Successful comprehension of observed images and scenes depends on our ability to distinguish their features. Human vision identifies scene features through the apparent contrasts that they create within their context. Well visible contrasts facilitate the recognition of objects in a scene, identification of their texture, understanding of their spatial distribution, and the ability to judge brightness between adjacent and distant areas. Together, these features directly influence people's assessment of overall image quality. We present an image processing tool that creates countershading profiles for an image to enhance perceived contrast of features degraded with respect to the original. For instance, an image tone mapped with the logarithmic mapping (Figure A) lacks details in the sky with respect to its HDR original, the area around the sun has become almost isoluminant and much of the contrast has been lost in the horizon area. This is automatically restored with the adaptive countershading (Figure B) by introducing subtle changes to appropriate areas of the image in such a way that the look of a particular tone mapping algorithm remains unchanged. The countershading profiles (Figure C) are not disturbing because their strength has been adjusted by a visual detection model.

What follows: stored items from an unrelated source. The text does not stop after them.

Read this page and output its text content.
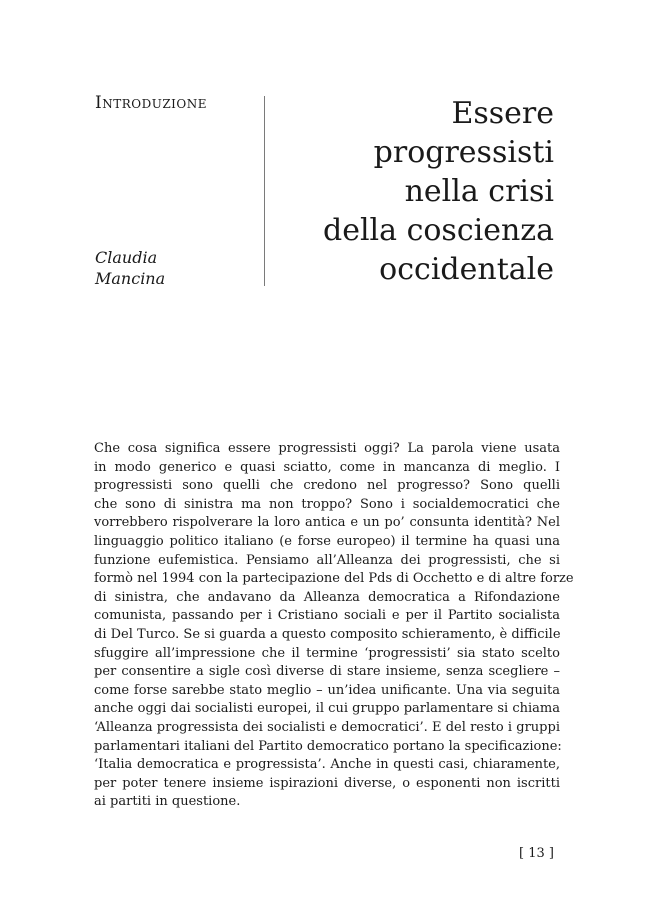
Introduzione
Claudia
Mancina
Essere
progressisti
nella crisi
della coscienza
occidentale
Che cosa significa essere progressisti oggi? La parola viene usata
in modo generico e quasi sciatto, come in mancanza di meglio. I
progressisti sono quelli che credono nel progresso? Sono quelli
che sono di sinistra ma non troppo? Sono i socialdemocratici che
vorrebbero rispolverare la loro antica e un po’ consunta identità? Nel
linguaggio politico italiano (e forse europeo) il termine ha quasi una
funzione eufemistica. Pensiamo all’Alleanza dei progressisti, che si
formò nel 1994 con la partecipazione del Pds di Occhetto e di altre forze
di sinistra, che andavano da Alleanza democratica a Rifondazione
comunista, passando per i Cristiano sociali e per il Partito socialista
di Del Turco. Se si guarda a questo composito schieramento, è difficile
sfuggire all’impressione che il termine ‘progressisti’ sia stato scelto
per consentire a sigle così diverse di stare insieme, senza scegliere –
come forse sarebbe stato meglio – un’idea unificante. Una via seguita
anche oggi dai socialisti europei, il cui gruppo parlamentare si chiama
‘Alleanza progressista dei socialisti e democratici’. E del resto i gruppi
parlamentari italiani del Partito democratico portano la specificazione:
‘Italia democratica e progressista’. Anche in questi casi, chiaramente,
per poter tenere insieme ispirazioni diverse, o esponenti non iscritti
ai partiti in questione.
[ 13 ]
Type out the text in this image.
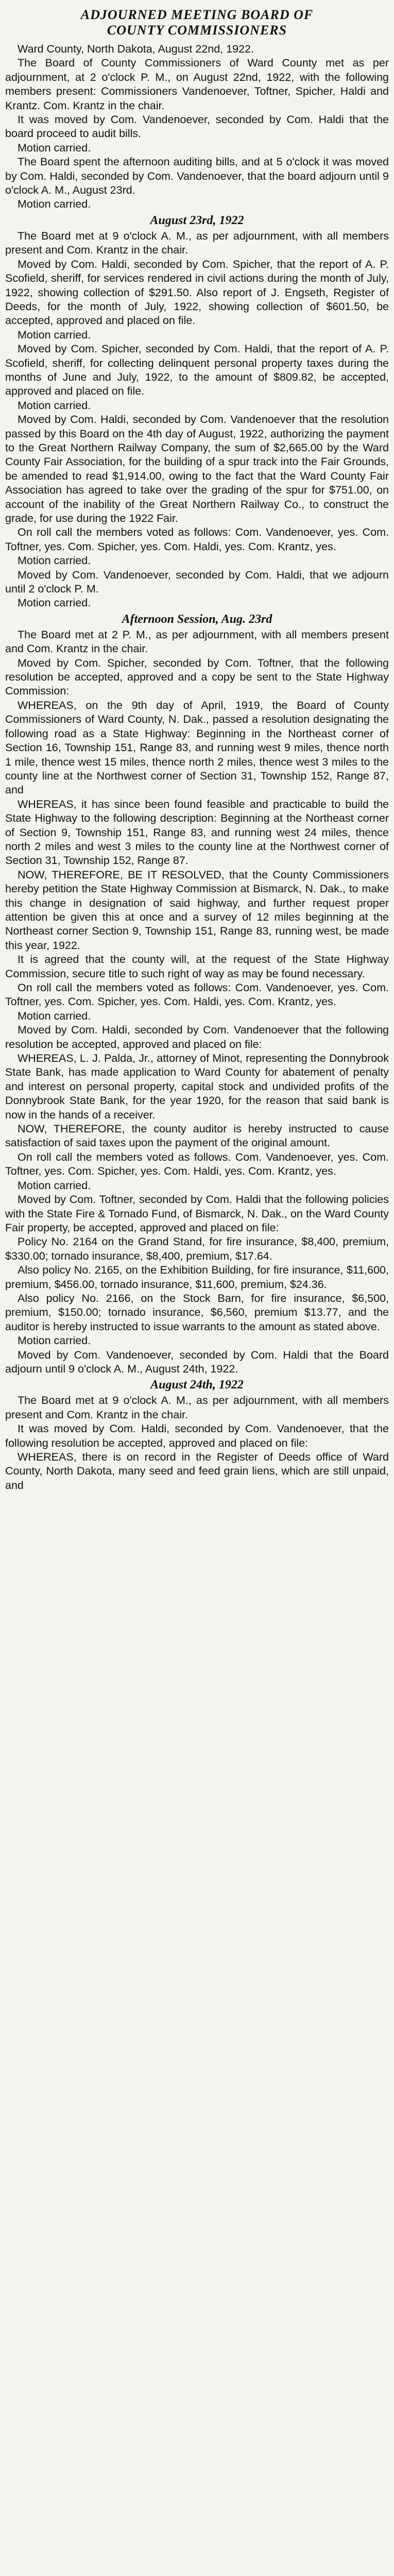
ADJOURNED MEETING BOARD OF
COUNTY COMMISSIONERS

Ward County, North Dakota, August 22nd, 1922.

The Board of County Commissioners of Ward County met as per adjournment, at 2 o'clock P. M., on August 22nd, 1922, with the following members present: Commissioners Vandenoever, Toftner, Spicher, Haldi and Krantz. Com. Krantz in the chair.

It was moved by Com. Vandenoever, seconded by Com. Haldi that the board proceed to audit bills.

Motion carried.

The Board spent the afternoon auditing bills, and at 5 o'clock it was moved by Com. Haldi, seconded by Com. Vandenoever, that the board adjourn until 9 o'clock A. M., August 23rd.

Motion carried.

August 23rd, 1922

The Board met at 9 o'clock A. M., as per adjournment, with all members present and Com. Krantz in the chair.

Moved by Com. Haldi, seconded by Com. Spicher, that the report of A. P. Scofield, sheriff, for services rendered in civil actions during the month of July, 1922, showing collection of $291.50. Also report of J. Engseth, Register of Deeds, for the month of July, 1922, showing collection of $601.50, be accepted, approved and placed on file.

Motion carried.

Moved by Com. Spicher, seconded by Com. Haldi, that the report of A. P. Scofield, sheriff, for collecting delinquent personal property taxes during the months of June and July, 1922, to the amount of $809.82, be accepted, approved and placed on file.

Motion carried.

Moved by Com. Haldi, seconded by Com. Vandenoever that the resolution passed by this Board on the 4th day of August, 1922, authorizing the payment to the Great Northern Railway Company, the sum of $2,665.00 by the Ward County Fair Association, for the building of a spur track into the Fair Grounds, be amended to read $1,914.00, owing to the fact that the Ward County Fair Association has agreed to take over the grading of the spur for $751.00, on account of the inability of the Great Northern Railway Co., to construct the grade, for use during the 1922 Fair.

On roll call the members voted as follows: Com. Vandenoever, yes. Com. Toftner, yes. Com. Spicher, yes. Com. Haldi, yes. Com. Krantz, yes.

Motion carried.

Moved by Com. Vandenoever, seconded by Com. Haldi, that we adjourn until 2 o'clock P. M.

Motion carried.

Afternoon Session, Aug. 23rd

The Board met at 2 P. M., as per adjournment, with all members present and Com. Krantz in the chair.

Moved by Com. Spicher, seconded by Com. Toftner, that the following resolution be accepted, approved and a copy be sent to the State Highway Commission:

WHEREAS, on the 9th day of April, 1919, the Board of County Commissioners of Ward County, N. Dak., passed a resolution designating the following road as a State Highway: Beginning in the Northeast corner of Section 16, Township 151, Range 83, and running west 9 miles, thence north 1 mile, thence west 15 miles, thence north 2 miles, thence west 3 miles to the county line at the Northwest corner of Section 31, Township 152, Range 87, and

WHEREAS, it has since been found feasible and practicable to build the State Highway to the following description: Beginning at the Northeast corner of Section 9, Township 151, Range 83, and running west 24 miles, thence north 2 miles and west 3 miles to the county line at the Northwest corner of Section 31, Township 152, Range 87.

NOW, THEREFORE, BE IT RESOLVED, that the County Commissioners hereby petition the State Highway Commission at Bismarck, N. Dak., to make this change in designation of said highway, and further request proper attention be given this at once and a survey of 12 miles beginning at the Northeast corner Section 9, Township 151, Range 83, running west, be made this year, 1922.

It is agreed that the county will, at the request of the State Highway Commission, secure title to such right of way as may be found necessary.

On roll call the members voted as follows: Com. Vandenoever, yes. Com. Toftner, yes. Com. Spicher, yes. Com. Haldi, yes. Com. Krantz, yes.

Motion carried.

Moved by Com. Haldi, seconded by Com. Vandenoever that the following resolution be accepted, approved and placed on file:

WHEREAS, L. J. Palda, Jr., attorney of Minot, representing the Donnybrook State Bank, has made application to Ward County for abatement of penalty and interest on personal property, capital stock and undivided profits of the Donnybrook State Bank, for the year 1920, for the reason that said bank is now in the hands of a receiver.

NOW, THEREFORE, the county auditor is hereby instructed to cause satisfaction of said taxes upon the payment of the original amount.

On roll call the members voted as follows. Com. Vandenoever, yes. Com. Toftner, yes. Com. Spicher, yes. Com. Haldi, yes. Com. Krantz, yes.

Motion carried.

Moved by Com. Toftner, seconded by Com. Haldi that the following policies with the State Fire & Tornado Fund, of Bismarck, N. Dak., on the Ward County Fair property, be accepted, approved and placed on file:

Policy No. 2164 on the Grand Stand, for fire insurance, $8,400, premium, $330.00; tornado insurance, $8,400, premium, $17.64.

Also policy No. 2165, on the Exhibition Building, for fire insurance, $11,600, premium, $456.00, tornado insurance, $11,600, premium, $24.36.

Also policy No. 2166, on the Stock Barn, for fire insurance, $6,500, premium, $150.00; tornado insurance, $6,560, premium $13.77, and the auditor is hereby instructed to issue warrants to the amount as stated above.

Motion carried.

Moved by Com. Vandenoever, seconded by Com. Haldi that the Board adjourn until 9 o'clock A. M., August 24th, 1922.

August 24th, 1922

The Board met at 9 o'clock A. M., as per adjournment, with all members present and Com. Krantz in the chair.

It was moved by Com. Haldi, seconded by Com. Vandenoever, that the following resolution be accepted, approved and placed on file:

WHEREAS, there is on record in the Register of Deeds office of Ward County, North Dakota, many seed and feed grain liens, which are still unpaid, and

This project received the 2nd Best Paper Award at the Eurographics 2007 conference. The paper and the slides from the conference presentation are available for download in section reference.
We address the problem of communicating contrasts in images degraded with respect to their original due to processing with computer graphics algorithms. Such degradation can happen during the tone mapping of high dynamic range images, or while rendering scenes with low contrast shaders or with poor lighting. Inspired by a family of known perceptual illusions: Craik-O'Brien-Cornsweet, we enhance contrasts by modulating brightness at the edges to create countershading profiles. We generalize unsharp masking by coupling it with a multi-resolution local contrast metric to automatically create the countershading profiles from the sub-band components which are individually adjusted to each corrected feature to best enhance contrast with respect to the reference. Additionally, we employ a visual detection model to assure that our enhancements are not perceived as objectionable halo artifacts. The overall appearance of images remains mostly unchanged and the enhancement is achieved within the available dynamic range. We use our method to post-correct tone mapped images and improve images using their depth information.
These sample results are obtained automatically using our algorithm without any parameter tweaking, click on the images to see them at a higher resolution. Each row contains a tone mapped image (left), the result of contrast restoration by adaptive countershading (middle), and a map of countershading profiles (right). The blue countershading profiles darken the image and the red lighten, their intensity corresponds to the profile magnitude. Notice that the contrast restoration preserves the particular style of each tone mapping algorithm. Refer to the paper for further discussion.
A carefully shaped luminance profile at an edge between two areas causes change in the brightness of the whole areas and increases the perceived contrast between them. The family of such border profiles known as Craik-O'Brien-Cornsweet illusion is based on the gradual darkening and lightening of areas towards their common edge - countershading. In the figures above, each gray circle and the background are filled with exactly the same pixel value, but their perceived brightness is different because of the countershading profiles at their borders. The illusion is strong and appears even for a consecutive combination of profiles (left) and the illusory brightness holds even when an area is isolated with a white ring (right, center area).
Contrast Restoration by Adaptive Countershading
Grzegorz Krawczyk, Karol Myszkowski, Hans-Peter Seidel,
In: Proc. of EUROGRAPHICS '07 (Computer Graphics Forum, vol. 26), 2007. 2nd Best Paper Award.